GitHub Copilot Business vs Enterprise: The $19 vs $39 Per User Decision
Updated 30 March 2026
Business gives you everything most engineering teams need: unlimited AI-assisted coding, IP indemnity, privacy controls, and organization management. Enterprise doubles the price to add knowledge bases, fine-tuning, and deep GitHub.com integration. Here is a clear framework for deciding which plan your team actually needs.
Cost at Different Team Sizes
| Team Size | Business/mo | Enterprise/mo | Annual Difference |
|---|---|---|---|
| 5 developers | $95 | $195 | +$1,200/yr |
| 10 developers | $190 | $390 | +$2,400/yr |
| 25 developers | $475 | $975 | +$6,000/yr |
| 50 developers | $950 | $1,950 | +$12,000/yr |
| 100 developers | $1,900 | $3,900 | +$24,000/yr |
| 200 developers | $3,800 | $7,800 | +$48,000/yr |
Feature-by-Feature Comparison
| Feature | Business ($19) | Enterprise ($39) |
|---|---|---|
| Monthly cost per user | $19 | $39 |
| Unlimited completions | ✓ | ✓ |
| Unlimited chat | ✓ | ✓ |
| IP indemnity | ✓ | ✓ |
| Code excluded from training | ✓ | ✓ |
| Organization management | ✓ | ✓ |
| Audit logs | ✓ | ✓ |
| SAML SSO | ✓ | ✓ |
| Custom roles | ✓ | ✓ |
| Knowledge bases | ✗ | ✓ |
| Fine-tuning on your codebase | ✗ | ✓ |
| Copilot in github.com | ✗ | ✓ |
| Pull request summaries | ✗ | ✓ |
| Code review assistance | ✗ | ✓ |
| Security vulnerability detection | ✗ | ✓ |
| Dedicated support | ✗ | ✓ |
Enterprise-Only Features Explained
Knowledge Bases
Knowledge bases let you index internal documentation, API specs, architectural decision records, and runbooks. When a developer asks Copilot a question like "how does our authentication service handle token refresh?", it searches your indexed docs and provides an answer grounded in your actual documentation.

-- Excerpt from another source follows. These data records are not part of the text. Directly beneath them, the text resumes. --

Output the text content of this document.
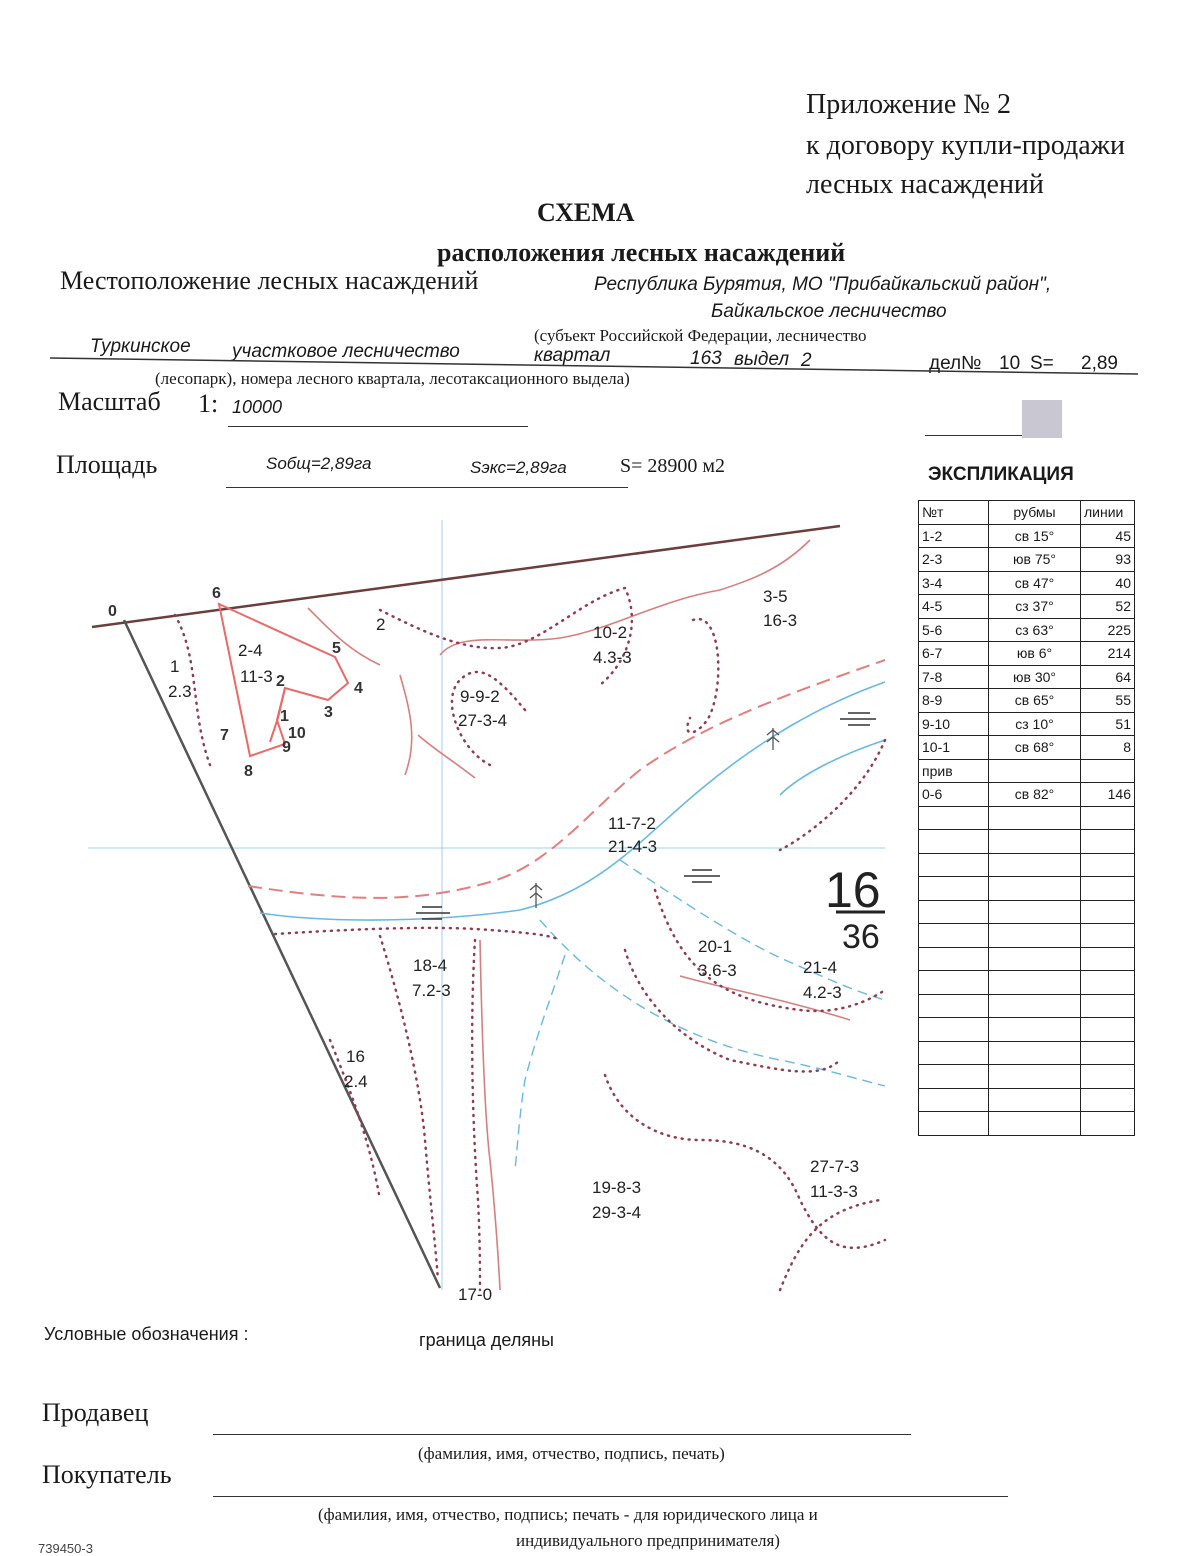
Приложение № 2
к договору купли-продажи
лесных насаждений
СХЕМА
расположения лесных насаждений
Местоположение лесных насаждений	Республика Бурятия, МО "Прибайкальский район",
Байкальское лесничество
(субъект Российской Федерации, лесничество
Туркинское участковое лесничество	квартал	163 выдел 2	дел№ 10 S= 2,89
(лесопарк), номера лесного квартала, лесотаксационного выдела)
Масштаб 1: 10000
Площадь	Sобщ=2,89га	Sэкс=2,89га	S= 28900 м2	ЭКСПЛИКАЦИЯ
№т	рубмы	линии
1-2	св 15°	45
2-3	юв 75°	93
3-4	св 47°	40
4-5	сз 37°	52
5-6	сз 63°	225
6-7	юв 6°	214
7-8	юв 30°	64
8-9	св 65°	55
9-10	сз 10°	51
10-1	св 68°	8
прив		
0-6	св 82°	146

0
6
5
4
3
2
1
10
9
8
7
1
2.3
2-4
11-3
2
3-5
16-3
10-2
4.3-3
9-9-2
27-3-4
11-7-2
21-4-3
18-4
7.2-3
20-1
3.6-3	21-4
4.2-3
16
2.4
19-8-3
29-3-4
27-7-3
11-3-3
16
36
17-0
Условные обозначения :	граница деляны
Продавец
(фамилия, имя, отчество, подпись, печать)
Покупатель
(фамилия, имя, отчество, подпись; печать - для юридического лица и
индивидуального предпринимателя)
739450-3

Who benefits most: Organizations with extensive internal documentation, complex internal APIs, or strict architectural patterns. If your team spends significant time searching Confluence, Notion, or internal wikis for how things work, knowledge bases can reduce that search time dramatically.
Codebase Fine-Tuning
Fine-tuning trains Copilot on your specific codebase so suggestions match your naming conventions, architectural patterns, error handling approaches, and internal library usage. Instead of generic suggestions, new developers receive completions that look like they were written by a senior engineer on the team.
Who benefits most: Large engineering organizations (100,000+ lines of code) with strong coding conventions that differ from open-source patterns. If your team has a detailed style guide and spends time in code reviews correcting convention violations, fine-tuning can catch these before the PR stage.
Copilot in github.com
Use Copilot directly on github.com for pull request chat (ask questions about changes), issue summaries (condense long issue threads), code search (find code using natural language), and repository exploration (understand unfamiliar code without cloning locally).
Who benefits most: Teams with active code review cultures, engineering managers who review code but do not write it daily, and distributed teams where asynchronous PR reviews are common.
Pull Request Summaries
Enterprise auto-generates PR descriptions summarizing what changed, why it changed, and what reviewers should pay attention to. This saves the author time writing descriptions and helps reviewers understand the context faster, especially for large PRs.
Who benefits most: Teams processing many PRs daily where review bottlenecks are a real problem. If your average PR review time exceeds 2 hours, better PR descriptions can materially speed up the feedback loop.
The Decision Framework
Stay on Business if...
- ✓Your team has fewer than 100 developers
- ✓Internal documentation is manageable without AI indexing
- ✓Your coding conventions are relatively standard
- ✓Code review workflows are not a major bottleneck
- ✓Budget is a concern and you need to justify every dollar
Upgrade to Enterprise if...
- ▲Your team exceeds 100 developers (compounding gains)
- ▲Extensive internal documentation that developers search constantly
- ▲Large proprietary codebase with unique conventions
- ▲PR review is a bottleneck slowing your release cycle
- ▲Onboarding new developers takes weeks due to codebase complexity
The bottom line: Most engineering teams under 100 developers should start with Business. The $19 per user per month gives you everything needed for productive AI-assisted development including the critical IP indemnity and privacy controls. Evaluate Enterprise after 3 to 6 months on Business, specifically if you find developers spending significant time searching internal docs or if code review becomes a bottleneck. The knowledge base and PR summary features are the strongest justification for the upgrade.